Drug-induced QT prolongation exhibits 2-3 fold increased risk of TdP (a potentially fatal ventricular arrhythmia); hence are typically avoided if QTc >500 msec. The result of our pooled analysis demonstrated no significant difference in the risk of QTc prolongation >500 ms or TdP between the two groups for the treatment of COVID-19 infection. Although QTc >500 ms was observed in 13% patients overall, TdP occurred in only one patient, three days after discontinuation of HCQ+AZ for prolonged QTc (499 ms). This was likely triggered by additional risk factors, including bradycardia, propofol infusion, cardiomyopathy, and hypothermia6. Also, non-sustained ventricular tachycardia (VT) was observed in 2.5% of patients, while sustained VT occurred in one patient (in the setting of viral myocarditis treated with HCQ)8.

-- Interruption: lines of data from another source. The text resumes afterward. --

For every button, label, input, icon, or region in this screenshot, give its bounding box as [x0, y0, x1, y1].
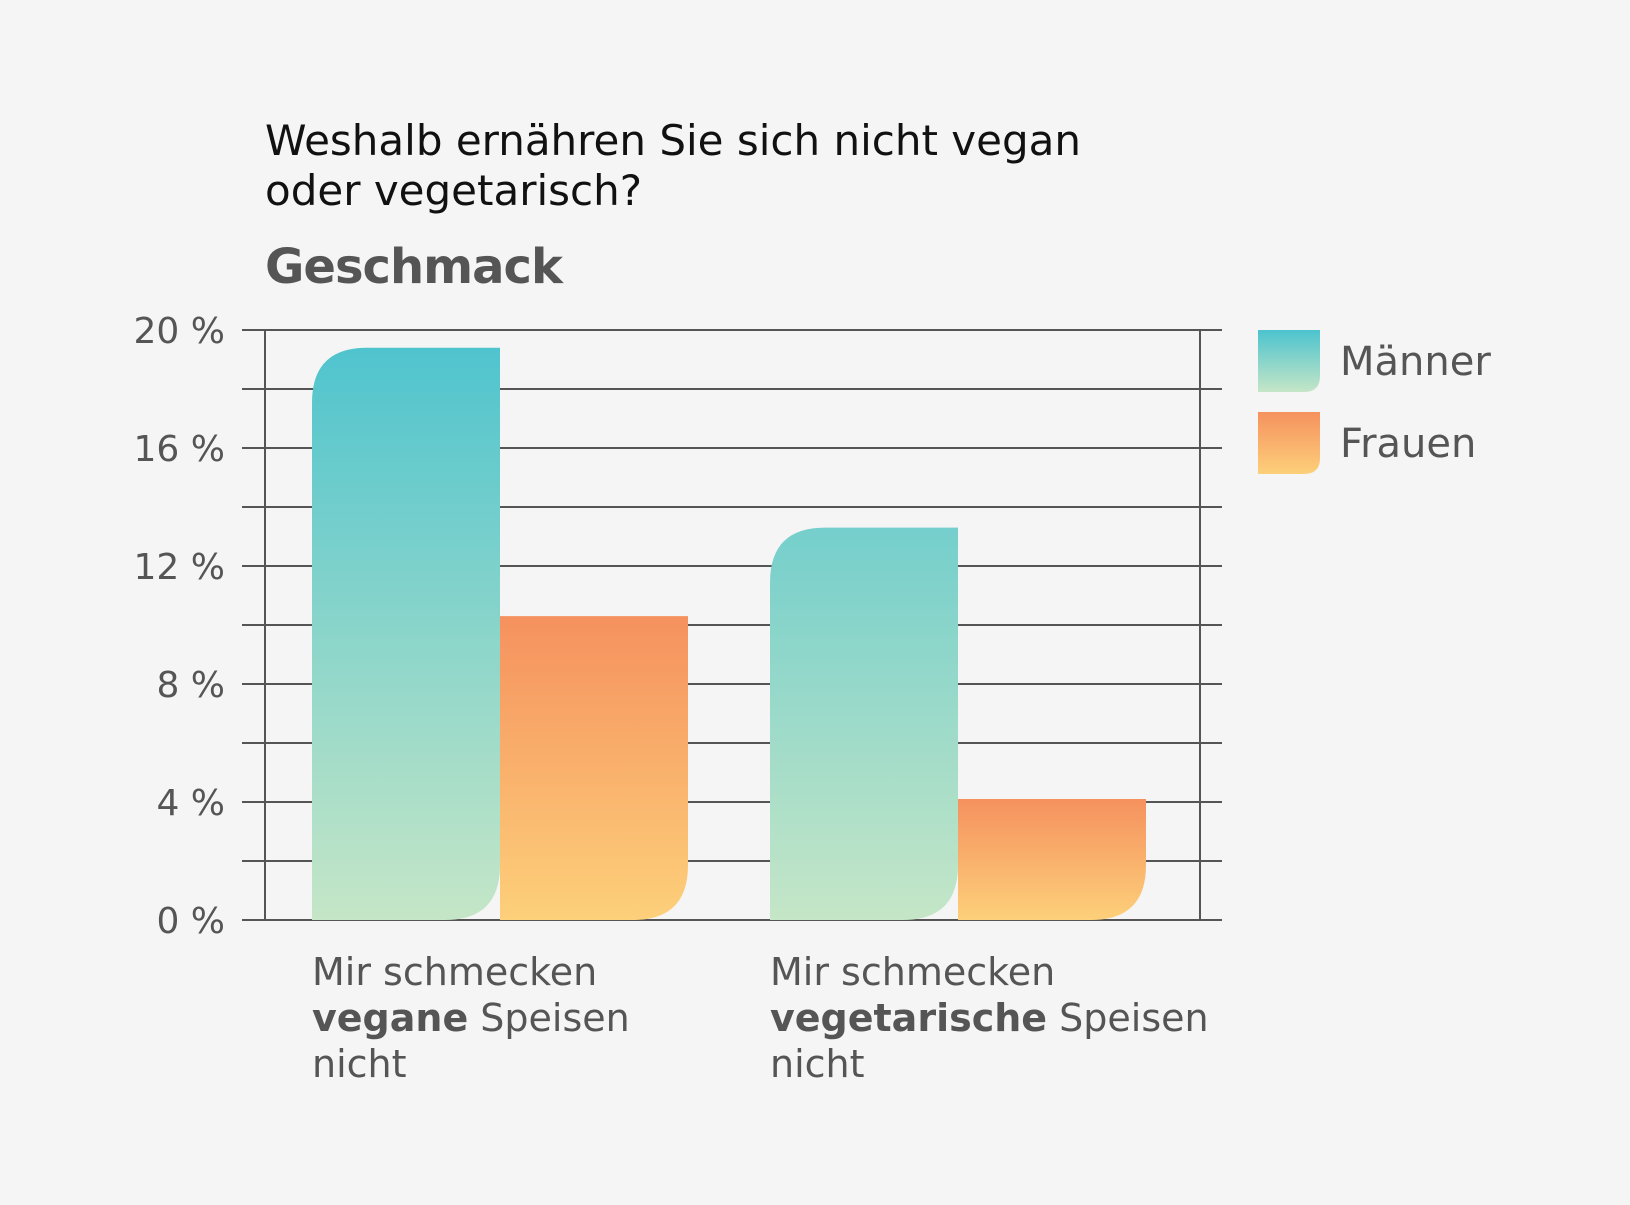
y-tick-label: 4 %: [156, 783, 225, 824]
bar-maenner-1: [312, 347, 500, 920]
chart-title: Weshalb ernähren Sie sich nicht vegan ode…: [265, 116, 1081, 215]
bar-frauen-1: [500, 616, 688, 920]
chart-subtitle: Geschmack: [265, 239, 564, 295]
bars: [312, 347, 1146, 920]
y-tick-label: 8 %: [156, 665, 225, 706]
x-axis-category-labels: Mir schmecken vegane Speisen nicht Mir schm…: [312, 950, 1209, 1086]
bar-maenner-2: [770, 527, 958, 920]
bar-frauen-2: [958, 799, 1146, 920]
x-category-label: Mir schmecken vegane Speisen nicht: [312, 950, 630, 1086]
legend-label: Frauen: [1340, 421, 1476, 467]
y-tick-label: 12 %: [134, 547, 225, 588]
y-tick-label: 20 %: [134, 311, 225, 352]
legend-swatch-maenner: [1258, 330, 1320, 392]
y-tick-label: 0 %: [156, 901, 225, 942]
legend-swatch-frauen: [1258, 412, 1320, 474]
y-axis-tick-labels: 0 % 4 % 8 % 12 % 16 % 20 %: [134, 311, 225, 942]
x-category-label: Mir schmecken vegetarische Speisen nicht: [770, 950, 1209, 1086]
y-tick-label: 16 %: [134, 429, 225, 470]
legend-label: Männer: [1340, 339, 1491, 385]
legend: Männer Frauen: [1258, 330, 1491, 474]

Azithromycin has known proarrhythmic effect (regardless of QT prolongation), which is typically dose-dependent, likely related to increased intracellular sodium current, with resultant increased risk of SCD. However, only 23% of patients completed the five-day course for the treatment of COVID-19 infection 8. Moreover, the prevalence of cardiovascular diseases (such as CAD and HF, which can potentially increase the risk) was low in our pooled analysis. In addition, the risk of drug-induced TdP is higher in critically ill patients (likely due to increased prevalence of other comorbid conditions – advanced age, underlying cardiac disease, electrolyte imbalance, drug-drug interaction, and genetics (as evident in one patient who had TdP despite drug discontinuation). Furthermore, patients have an increased risk of ventricular arrhythmias from COVID-19 disease itself (likely secondary to cardiomyopathy and myocarditis). These factors alone or in combination, suggest the possibility of underestimating the risk of TdP and SCD in our pooled analysis (also evident by the fact that only 15.6% of patients in our study were treated in an intensive care unit setting).
The risk of TdP may be higher in such vulnerable populations (critically ill patients at risk for cardiomyopathy and myocarditis, electrolyte derangements, drug-drug interactions, and those with history of cardiovascular diseases), where extreme caution is warranted. Therefore, risk/benefit for HCQ and AZ should be carefully contemplated. Until further safety data is available, we recommend close monitoring of QTc interval and electrolytes, avoiding drug-drug interactions in these high-risk patient populations. There is a critical need for larger randomized controlled studies to assess the risk/benefit profile of these drugs in COVID-19 therapy.